Resolution of course is the Resolution rule, as described by J. Alan Robinson: given the conjunction of two clauses ¬φ ∨ χ ∧ φ ∨ ψ, eliminate the contradiction ¬φ ∧ φ and derive a new clause χ ∨ ψ.

It seems that your work eliminates each of those assumptions:

  • The Resolution rule is nowhere to be found. It seems replaced by “LLM-driven dynamic clause head creation” (page 2, Introduction).

  • Definite clauses are eliminated as “the underlying logic is propositional” (idem).

  • The selection rule is eliminated: “SLD-resolution’s clause selection via unification is replaced by LLM-driven dynamic clause head creation” (idem).

  • There is no mention of the Linear character of SLD-Resolution.

Careful reading of Sections 4.1 (“The recursive descent”) and 4.5 (“The Logic Programming Connection”) further confirms the above observations. The text claims that the effect of the OR and AND prompters in expanding a head h (not defined earlier in the text) “can be described” as sets of Horn clauses.
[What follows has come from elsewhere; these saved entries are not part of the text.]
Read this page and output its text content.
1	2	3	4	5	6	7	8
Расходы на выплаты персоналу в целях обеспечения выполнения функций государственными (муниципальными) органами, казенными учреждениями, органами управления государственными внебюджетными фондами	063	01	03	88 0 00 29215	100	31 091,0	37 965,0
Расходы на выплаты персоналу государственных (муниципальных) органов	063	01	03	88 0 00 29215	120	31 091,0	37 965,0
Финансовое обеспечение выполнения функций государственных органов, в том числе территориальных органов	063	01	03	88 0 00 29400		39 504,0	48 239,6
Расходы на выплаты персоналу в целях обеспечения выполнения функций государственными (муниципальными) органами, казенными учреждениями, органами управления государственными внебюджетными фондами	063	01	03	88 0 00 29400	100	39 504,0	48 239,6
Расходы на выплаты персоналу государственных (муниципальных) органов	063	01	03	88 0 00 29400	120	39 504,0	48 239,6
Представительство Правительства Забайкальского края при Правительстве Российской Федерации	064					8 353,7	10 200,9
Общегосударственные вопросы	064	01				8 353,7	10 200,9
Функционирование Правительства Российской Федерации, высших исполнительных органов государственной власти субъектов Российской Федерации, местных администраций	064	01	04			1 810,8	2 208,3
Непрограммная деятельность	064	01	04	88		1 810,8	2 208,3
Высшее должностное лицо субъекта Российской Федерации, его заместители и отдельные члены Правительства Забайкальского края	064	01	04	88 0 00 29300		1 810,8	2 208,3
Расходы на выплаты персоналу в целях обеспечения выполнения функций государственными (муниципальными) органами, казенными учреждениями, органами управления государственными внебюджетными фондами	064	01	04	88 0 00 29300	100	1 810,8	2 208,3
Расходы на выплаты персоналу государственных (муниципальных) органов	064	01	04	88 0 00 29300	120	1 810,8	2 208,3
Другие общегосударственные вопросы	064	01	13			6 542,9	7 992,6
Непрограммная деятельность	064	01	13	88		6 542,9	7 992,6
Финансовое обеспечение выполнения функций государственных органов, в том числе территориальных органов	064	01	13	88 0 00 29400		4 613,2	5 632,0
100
But, why is that the case?

I also do not understand the following claim (from the abstract):

  • At the end, the unique minimal model of a generated Horn Clause program collects the results of the reasoning process.

A “unique minimal model of a generated Horn Clause program” must refer to the Least Hearbrand Model (LHM) of a logic program, i.e. if Π is a logic program, the set of (logical) atoms A such that Π ∪ {→A} ⊢ □. But, instead of such a set of atoms, your system is said to return “traces of justification steps clearly explaining where they are derived from”. Where, then, is the LHM generated?

Perusal of the (few) empirical results in the Appendix reveals that the atoms derived are sentences in natural language surrounded by single-quotes, thus capable of being parsed as Prolog “facts” by a Prolog interpreter, for example:

‘Symbolic representation learning’.
‘Knowledge-based systems’.
‘Automated theorem proving’.
‘First-order logic inference’.

These are, I suppose, propositions, so they can be seen as ground atoms in the Herbrand base of a predicate- but, which predicate is that? What is achieved by “atomising” natural language sentences like that?

I suspect these are criticisms that have been addressed at your work before and I’m curious what are the responses you have formulated.